In the March '07 issue, we looked at some of the popular exterior modifications for Mustang restomods. Last month, we focused on drivetrain upgrades from stroker engines to overdrive transmissions. This month, suspension components have our attention. There are plenty of options vailable for upgrading a vintage Mustang's suspension. You can go mild with a traditional spring and shock package, or you can go wild with tubular arms and coilover shocks.
The Eyes Have It
For lowering the rear of your Mustang without lowering blocks or de-arching factory-spec springs, check into rear leaf springs with repositioned eyes, available from Mustangs Plus. A reverse-eye spring puts the mounting eye on the other side of the leaves to lower the car about 1-1/2-inches below the stock ride height. A mid-eye spring, which positions the eye at the end of the spring, drops the Mustang approximately 1 inch.
Rod & Custom Motorsports offers a pair of Mustang II-style tubular front A-arm suspension systems for '65-'70 Mustangs: one with standard shocks (RC-106) and the other with coilover shocks (RC-107). Both include a crossmember, motor mounts, spindles, 11-inch disc brakes, tubular upper and lower arms, and either manual or power rack-and-pinion steering. Because the factory shock towers are eliminated with the Rod & Custom kit, fender repair panels are also included. Six-way adjustable coilover shocks are included with kit RC-107 (pictured).
When Cinema Vehicles Services was instructed to modify several '67 Mustang fastbacks for high-speed action in the movie Gone in 60 Seconds, the company looked to Total Control Products for its adjustable coilover front-suspension kit. The kit includes TCP's tubular control arms and coilover shocks. It's significantly upgraded compared to the factory stamped-steel control arms and coil springs, yet it uses the stock mounting points for a simple installation.

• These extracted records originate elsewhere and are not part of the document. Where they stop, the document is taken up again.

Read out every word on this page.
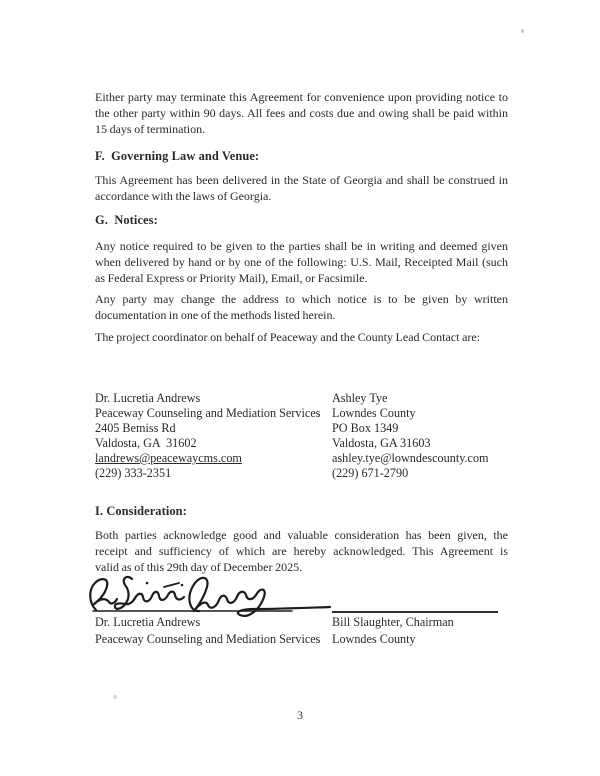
Either party may terminate this Agreement for convenience upon providing notice to
the other party within 90 days. All fees and costs due and owing shall be paid within
15 days of termination.
F.  Governing Law and Venue:
This Agreement has been delivered in the State of Georgia and shall be construed in
accordance with the laws of Georgia.
G.  Notices:
Any notice required to be given to the parties shall be in writing and deemed given
when delivered by hand or by one of the following: U.S. Mail, Receipted Mail (such
as Federal Express or Priority Mail), Email, or Facsimile.
Any party may change the address to which notice is to be given by written
documentation in one of the methods listed herein.
The project coordinator on behalf of Peaceway and the County Lead Contact are:
Dr. Lucretia Andrews
Peaceway Counseling and Mediation Services
2405 Bemiss Rd
Valdosta, GA  31602
landrews@peacewaycms.com
(229) 333-2351
Ashley Tye
Lowndes County
PO Box 1349
Valdosta, GA 31603
ashley.tye@lowndescounty.com
(229) 671-2790
I. Consideration:
Both parties acknowledge good and valuable consideration has been given, the
receipt and sufficiency of which are hereby acknowledged. This Agreement is
valid as of this 29th day of December 2025.
Dr. Lucretia Andrews
Peaceway Counseling and Mediation Services
Bill Slaughter, Chairman
Lowndes County
3
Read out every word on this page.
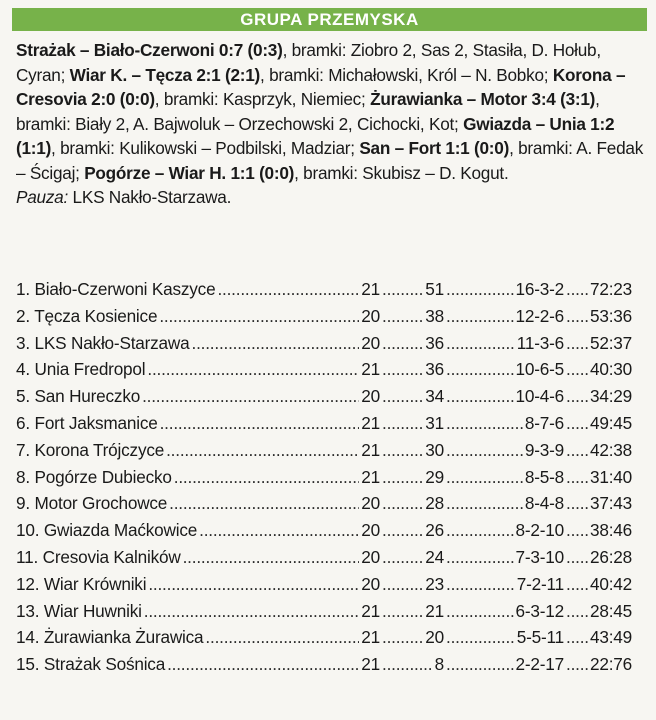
GRUPA PRZEMYSKA
Strażak – Biało-Czerwoni 0:7 (0:3), bramki: Ziobro 2, Sas 2, Stasiła, D. Hołub, Cyran; Wiar K. – Tęcza 2:1 (2:1), bramki: Michałowski, Król – N. Bobko; Korona – Cresovia 2:0 (0:0), bramki: Kasprzyk, Niemiec; Żurawianka – Motor 3:4 (3:1), bramki: Biały 2, A. Bajwoluk – Orzechowski 2, Cichocki, Kot; Gwiazda – Unia 1:2 (1:1), bramki: Kulikowski – Podbilski, Madziar; San – Fort 1:1 (0:0), bramki: A. Fedak – Ścigaj; Pogórze – Wiar H. 1:1 (0:0), bramki: Skubisz – D. Kogut.
Pauza: LKS Nakło-Starzawa.
1. Biało-Czerwoni Kaszyce	21	51	16-3-2	72:23
.....
.....
.....
.....
2. Tęcza Kosienice	20	38	12-2-6	53:36
.....
.....
.....
.....
3. LKS Nakło-Starzawa	20	36	11-3-6	52:37
.....
.....
.....
.....
4. Unia Fredropol	21	36	10-6-5	40:30
.....
.....
.....
.....
5. San Hureczko	20	34	10-4-6	34:29
.....
.....
.....
.....
6. Fort Jaksmanice	21	31	8-7-6	49:45
.....
.....
.....
.....
7. Korona Trójczyce	21	30	9-3-9	42:38
.....
.....
.....
.....
8. Pogórze Dubiecko	21	29	8-5-8	31:40
.....
.....
.....
.....
9. Motor Grochowce	20	28	8-4-8	37:43
.....
.....
.....
.....
10. Gwiazda Maćkowice	20	26	8-2-10	38:46
.....
.....
.....
.....
11. Cresovia Kalników	20	24	7-3-10	26:28
.....
.....
.....
.....
12. Wiar Krówniki	20	23	7-2-11	40:42
.....
.....
.....
.....
13. Wiar Huwniki	21	21	6-3-12	28:45
.....
.....
.....
.....
14. Żurawianka Żurawica	21	20	5-5-11	43:49
.....
.....
.....
.....
15. Strażak Sośnica	21	8	2-2-17	22:76
.....
.....
.....
.....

The TCP upper and lower control arms are made from TIG-welded tubular steel to offer reduced deflection and improved ball-joint angles. Unique adjustment couplers allow precise setting of caster and camber. Because shims aren't used to align the frontend, the control-arm pivot shaft remains in full contact with the shock tower to further strengthen the suspension. Spherical ends, as opposed to the factory rubber bushings, eliminate unwanted deflection and movement at attaching points. Suspension geometry improvements include a lower center of gravity, higher roll center, reduced vehicle roll rate, quicker negative camber gain, and increased compression travel.
TCP's Vari-Shock coilover shocks provide adjustment for compression and rebound dampening. By rotating the spring seat ring, spring rate and ride height can be adjusted. Although the coilover springs are smaller than the factory's coil springs, they're more than strong enough to handle the weight of a Mustang.
To further take advantage of the coilover front suspension, TCP also offers a rack-and-pinion steering kit, precision adjustable strut rods, and forged spindles.
The original stamped-steel control arms on vintage Mustangs served their purpose in the '60s. Today, the Control Freak tubular arms from Blue Moon provide a huge step up from the original components. They offer additional strength, improved geometry, and more adjustability. Available from National Parts Depot, the control arms are made from 1.050x0.154-inch-wall seamless tubing, available in black powdercoat or a polished stainless steel finish. Also included is Grade 8 hardware for installation. Although not a coilover system, the Control Freak tubular A-arms are about as good as it gets without using more expensive coilovers.